Yes, that's my interpretation as well.

> 
> Regarding the REASON, Slurm had not yet update the REASON when you executed
> squeue after the scontrol release command. But with time it gets updated.

We have a cron job that runs about every hour that checks for any held jobs, and emails admins when there are any held jobs. Based on those email alerts, it appears that after the jobs were released but while they were still in the PENDING state (~6-8 hours depending on the job), the REASON remained JobHeldUser.

If that's normal or expected then so be it, I just want to provide all the details in the event that this is not the intended behavior.

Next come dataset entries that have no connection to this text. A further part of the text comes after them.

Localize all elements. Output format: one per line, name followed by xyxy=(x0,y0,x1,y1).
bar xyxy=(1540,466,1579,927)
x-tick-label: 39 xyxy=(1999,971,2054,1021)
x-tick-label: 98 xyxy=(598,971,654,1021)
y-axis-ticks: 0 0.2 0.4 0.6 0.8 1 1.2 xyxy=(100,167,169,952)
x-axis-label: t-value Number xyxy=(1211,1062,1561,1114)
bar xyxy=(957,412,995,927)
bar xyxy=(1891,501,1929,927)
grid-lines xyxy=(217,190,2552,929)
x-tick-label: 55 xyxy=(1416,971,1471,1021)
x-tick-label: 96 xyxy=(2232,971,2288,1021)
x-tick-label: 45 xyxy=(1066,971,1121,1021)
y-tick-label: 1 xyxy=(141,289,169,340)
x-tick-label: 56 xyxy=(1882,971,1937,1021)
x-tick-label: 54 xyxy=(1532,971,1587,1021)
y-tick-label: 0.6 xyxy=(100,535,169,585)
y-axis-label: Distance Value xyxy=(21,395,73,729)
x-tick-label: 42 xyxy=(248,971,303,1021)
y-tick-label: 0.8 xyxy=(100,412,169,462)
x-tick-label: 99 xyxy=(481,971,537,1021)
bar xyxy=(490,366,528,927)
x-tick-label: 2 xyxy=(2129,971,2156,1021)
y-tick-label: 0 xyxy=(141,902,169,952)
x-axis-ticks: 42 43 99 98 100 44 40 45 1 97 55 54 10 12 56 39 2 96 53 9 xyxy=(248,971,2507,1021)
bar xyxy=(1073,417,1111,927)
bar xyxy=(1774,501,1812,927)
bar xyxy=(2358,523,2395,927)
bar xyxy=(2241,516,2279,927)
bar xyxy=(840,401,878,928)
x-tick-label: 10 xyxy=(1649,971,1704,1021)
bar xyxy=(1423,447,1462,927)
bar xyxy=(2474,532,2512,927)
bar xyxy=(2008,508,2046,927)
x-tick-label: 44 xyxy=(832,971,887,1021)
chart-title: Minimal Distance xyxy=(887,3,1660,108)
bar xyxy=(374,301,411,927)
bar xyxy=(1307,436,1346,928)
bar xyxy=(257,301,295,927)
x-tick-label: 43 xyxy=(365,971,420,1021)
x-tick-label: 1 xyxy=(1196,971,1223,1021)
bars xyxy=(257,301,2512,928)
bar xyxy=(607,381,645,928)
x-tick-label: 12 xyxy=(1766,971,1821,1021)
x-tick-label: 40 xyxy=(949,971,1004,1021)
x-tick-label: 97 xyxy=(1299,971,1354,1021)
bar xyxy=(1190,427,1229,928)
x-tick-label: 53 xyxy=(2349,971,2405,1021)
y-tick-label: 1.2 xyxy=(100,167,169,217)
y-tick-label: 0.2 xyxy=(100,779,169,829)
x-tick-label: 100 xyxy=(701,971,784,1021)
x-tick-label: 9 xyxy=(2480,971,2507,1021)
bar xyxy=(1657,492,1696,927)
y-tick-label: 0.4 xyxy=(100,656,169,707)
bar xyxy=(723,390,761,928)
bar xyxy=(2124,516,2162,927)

Comment 13 Alejandro Sanchez 2016-02-17 20:50:30 MST

Reason should be changed right after the info message:

[...]
info("sched: update_job: releasing hold for job_id %u uid %u", job_ptr->job_id, uid);
job_ptr->state_reason = WAIT_NO_REASON;
job_ptr->job_state &= ~JOB_SPECIAL_EXIT;
[...]

src/slurmctld/job_mgr.c 15279L

case WAIT_NO_REASON:
                return "None";

src/common/slurm_protocol_defs.c 4305L

So closing this for now as resolved infogiven. Please, if you encounter more jobs stuck in JobHeldUser after release, it would be great to reopen the ticket and attach slurmctld.log and involving slurmd.log files.